Nun also das vorerst letzte Treffen im Langenweddinger Pfarrhaus. Gerald Stöter führte anhand einer Bildpräsentation durch die gemeinsame Zeit und alle Anwesenden versuchten, die positiven Erfahrungen zusammenzutragen, allerdings auch das zu benennen, was zukünftig besser gemacht werden könnte.

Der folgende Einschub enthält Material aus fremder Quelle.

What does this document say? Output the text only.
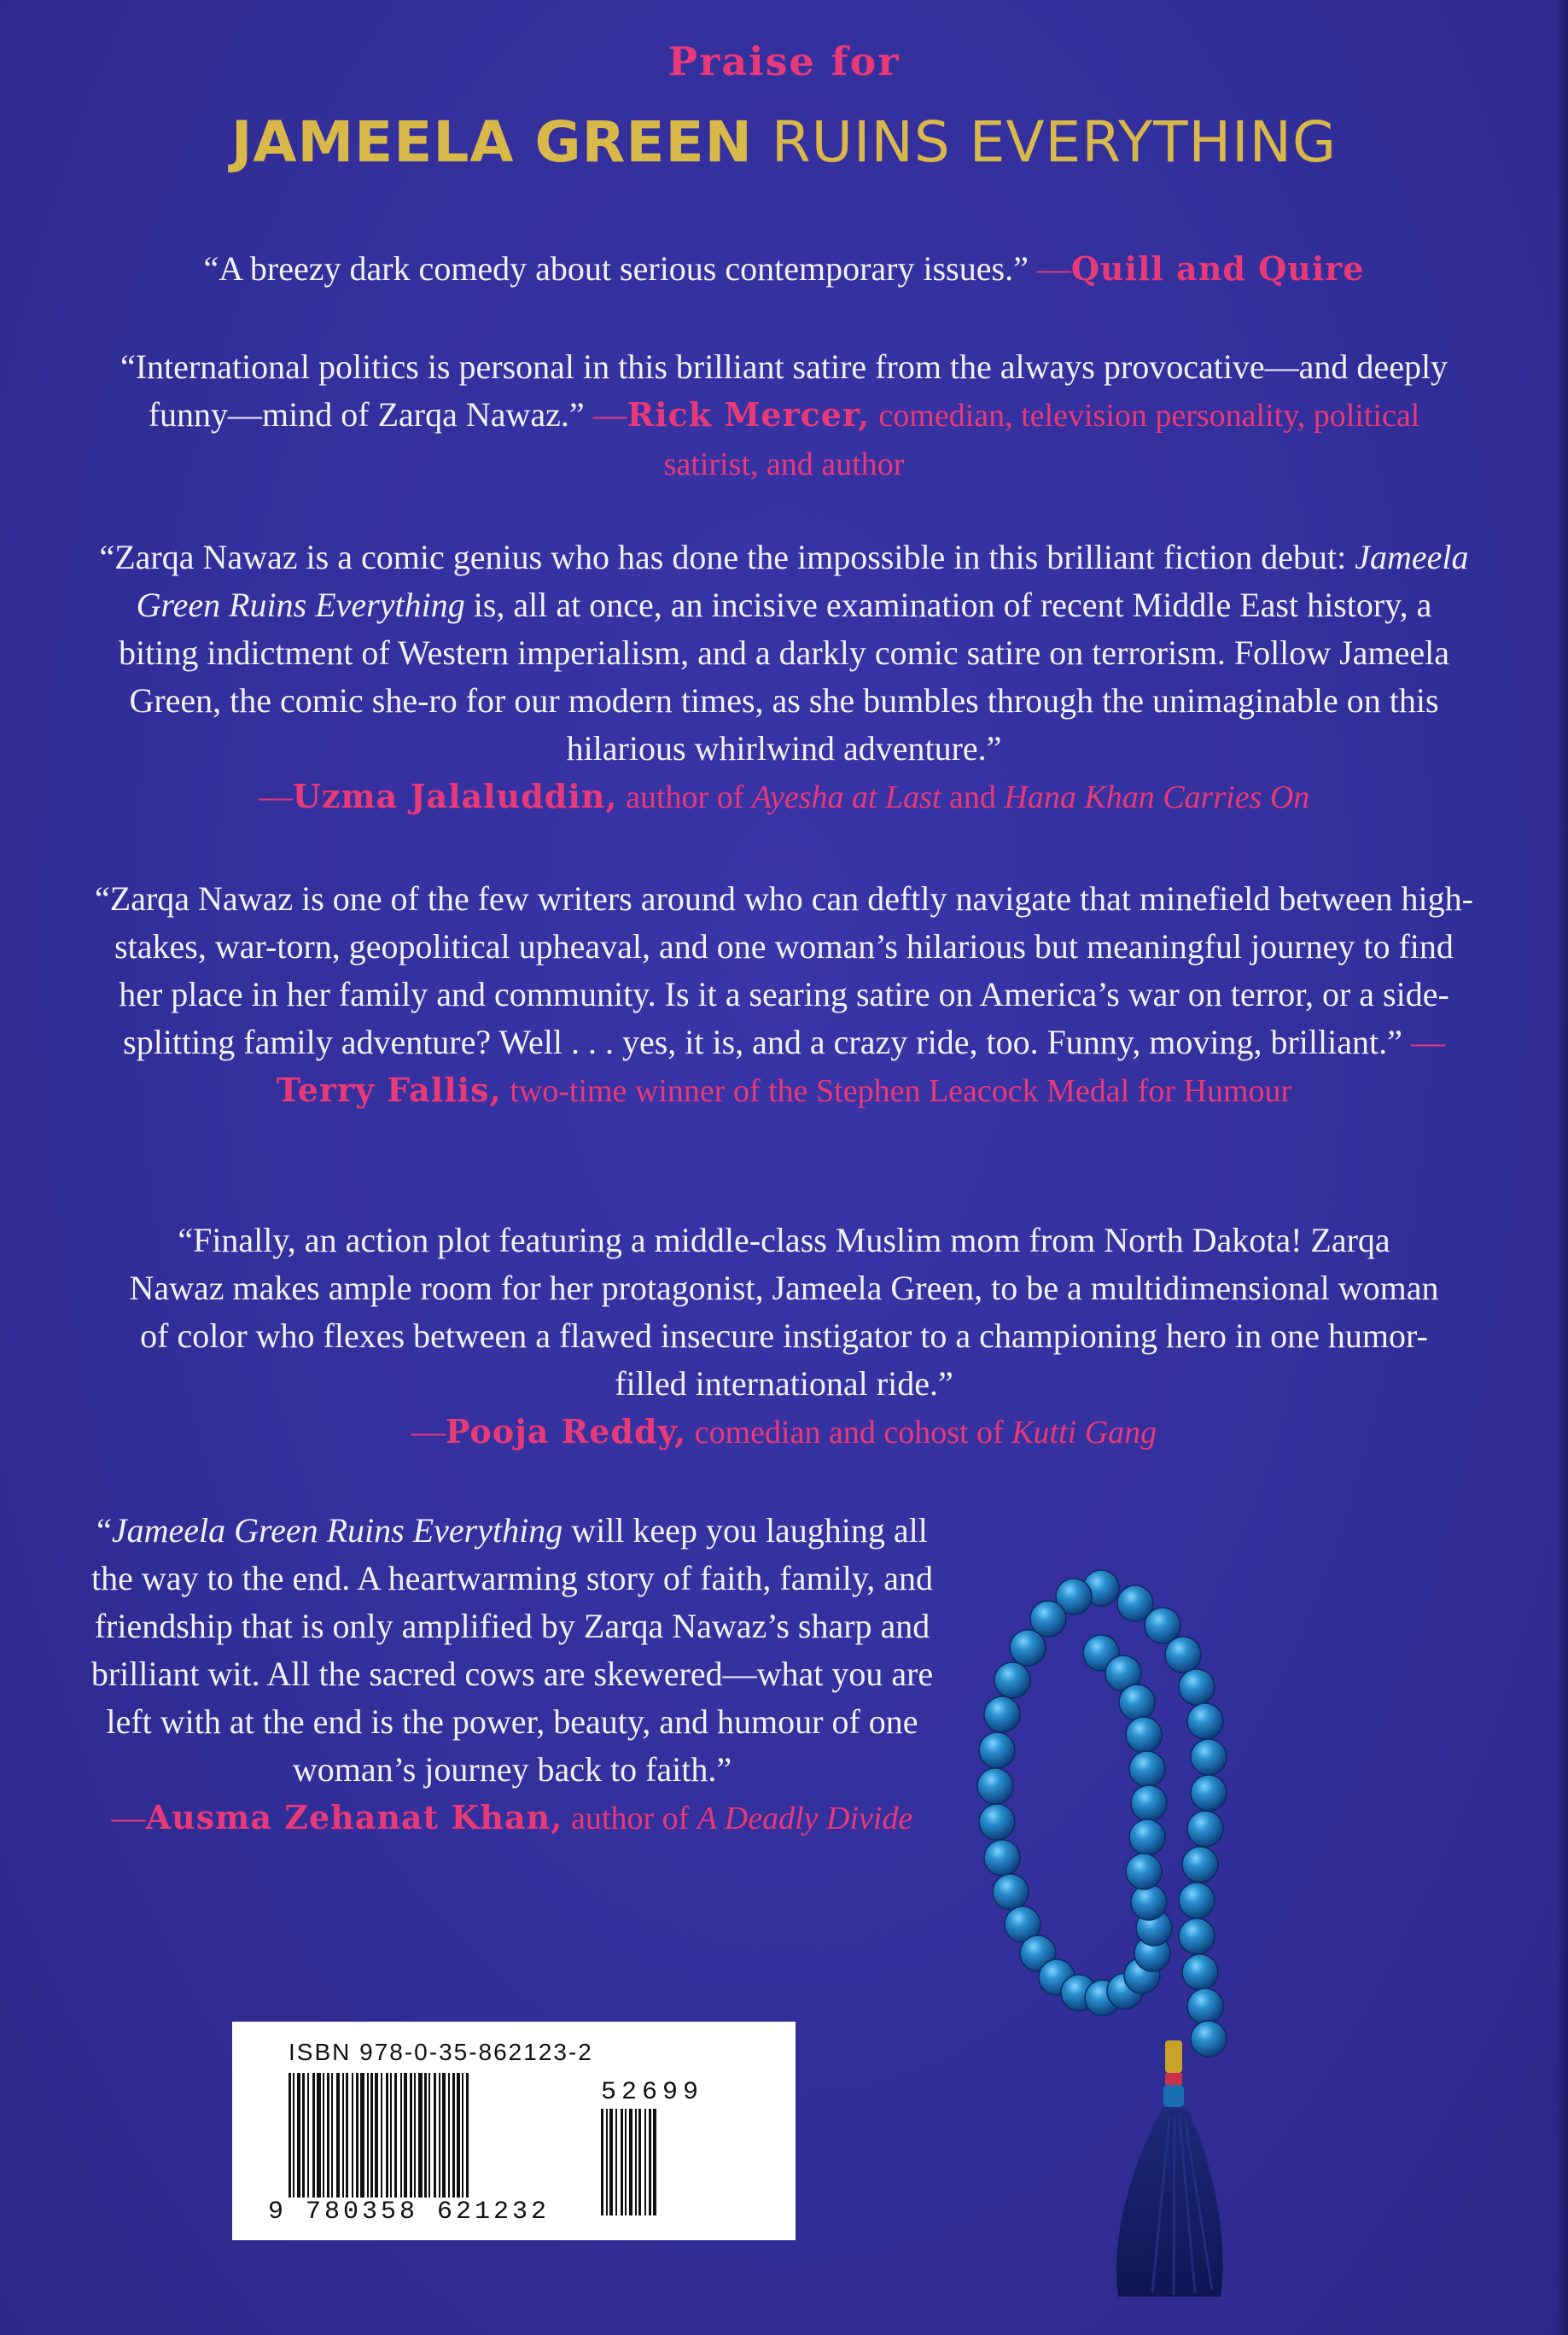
Praise for
JAMEELA GREEN RUINS EVERYTHING
“A breezy dark comedy about serious contemporary issues.” —Quill and Quire
“International politics is personal in this brilliant satire from the always provocative—and deeply funny—mind of Zarqa Nawaz.” —Rick Mercer, comedian, television personality, political satirist, and author
“Zarqa Nawaz is a comic genius who has done the impossible in this brilliant fiction debut: Jameela Green Ruins Everything is, all at once, an incisive examination of recent Middle East history, a biting indictment of Western imperialism, and a darkly comic satire on terrorism. Follow Jameela Green, the comic she-ro for our modern times, as she bumbles through the unimaginable on this hilarious whirlwind adventure.”
—Uzma Jalaluddin, author of Ayesha at Last and Hana Khan Carries On
“Zarqa Nawaz is one of the few writers around who can deftly navigate that minefield between high-stakes, war-torn, geopolitical upheaval, and one woman’s hilarious but meaningful journey to find her place in her family and community. Is it a searing satire on America’s war on terror, or a side-splitting family adventure? Well . . . yes, it is, and a crazy ride, too. Funny, moving, brilliant.” —Terry Fallis, two-time winner of the Stephen Leacock Medal for Humour
“Finally, an action plot featuring a middle-class Muslim mom from North Dakota! Zarqa Nawaz makes ample room for her protagonist, Jameela Green, to be a multidimensional woman of color who flexes between a flawed insecure instigator to a championing hero in one humor-filled international ride.”
—Pooja Reddy, comedian and cohost of Kutti Gang
“Jameela Green Ruins Everything will keep you laughing all the way to the end. A heartwarming story of faith, family, and friendship that is only amplified by Zarqa Nawaz’s sharp and brilliant wit. All the sacred cows are skewered—what you are left with at the end is the power, beauty, and humour of one woman’s journey back to faith.”
—Ausma Zehanat Khan, author of A Deadly Divide
ISBN 978-0-35-862123-2
9 780358 621232
52699
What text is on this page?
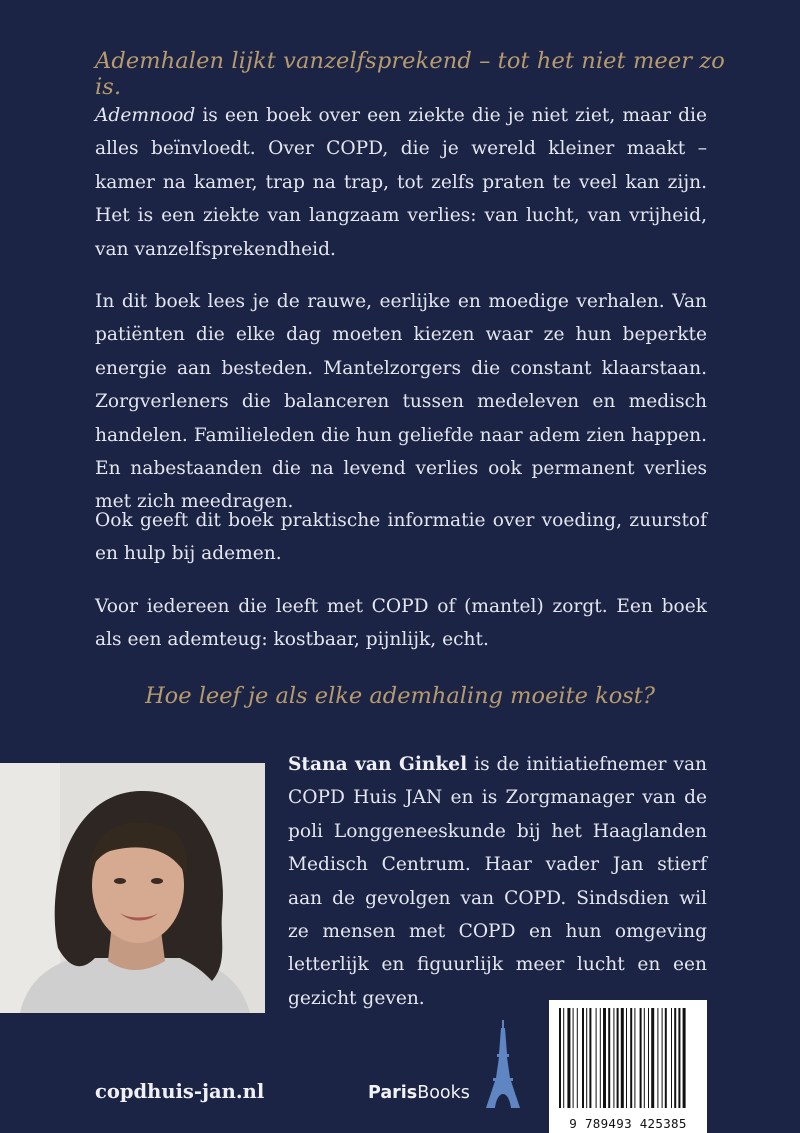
Ademhalen lijkt vanzelfsprekend – tot het niet meer zo is.

Ademnood is een boek over een ziekte die je niet ziet, maar die alles beïnvloedt. Over COPD, die je wereld kleiner maakt – kamer na kamer, trap na trap, tot zelfs praten te veel kan zijn. Het is een ziekte van langzaam verlies: van lucht, van vrijheid, van vanzelfsprekendheid.

In dit boek lees je de rauwe, eerlijke en moedige verhalen. Van patiënten die elke dag moeten kiezen waar ze hun beperkte energie aan besteden. Mantelzorgers die constant klaarstaan. Zorgverleners die balanceren tussen medeleven en medisch handelen. Familieleden die hun geliefde naar adem zien happen. En nabestaanden die na levend verlies ook permanent verlies met zich meedragen.

Ook geeft dit boek praktische informatie over voeding, zuurstof en hulp bij ademen.

Voor iedereen die leeft met COPD of (mantel) zorgt. Een boek als een ademteug: kostbaar, pijnlijk, echt.

Hoe leef je als elke ademhaling moeite kost?

Stana van Ginkel is de initiatiefnemer van COPD Huis JAN en is Zorgmanager van de poli Longgeneeskunde bij het Haaglanden Medisch Centrum. Haar vader Jan stierf aan de gevolgen van COPD. Sindsdien wil ze mensen met COPD en hun omgeving letterlijk en figuurlijk meer lucht en een gezicht geven.

copdhuis-jan.nl	ParisBooks
9 789493 425385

Für alle war die Arbeit ein gutes Beispiel für erfolgreiche Zusammenarbeit über die Ortsgrenzen im Sülzetal hinweg. „Auch war die ehrenamtliche Arbeit für in Not geratene Menschen für alle Helfer persönlich sehr befriedigend“, sagte Reinhard Schwarzenau. Die Organisationsform wurde von den AG-Teilnehmern als gut wirksam betrachtet. Alle Anwesenden waren sich einig, dass sie gern erneut in der Arbeitsgemeinschaft mitarbeiten würden und auch für andere ehrenamtliche Arbeiten bereit stünden. Nun muss nach einer solchen Aufgabe gesucht werden, es sei denn, es kämen erneut Asylbewerber ins Sülzetal.

In der kommenden Gemeinderatssitzung wird Pfarrer Müller-Busse über die Lage der AG berichten und das Mandat formal zurückgeben. „Wir können gespannt sein, ob und wie es mit der AG ‚Willkommen im Sülzetal‘ weitergeht“, sagte Schwarzenau.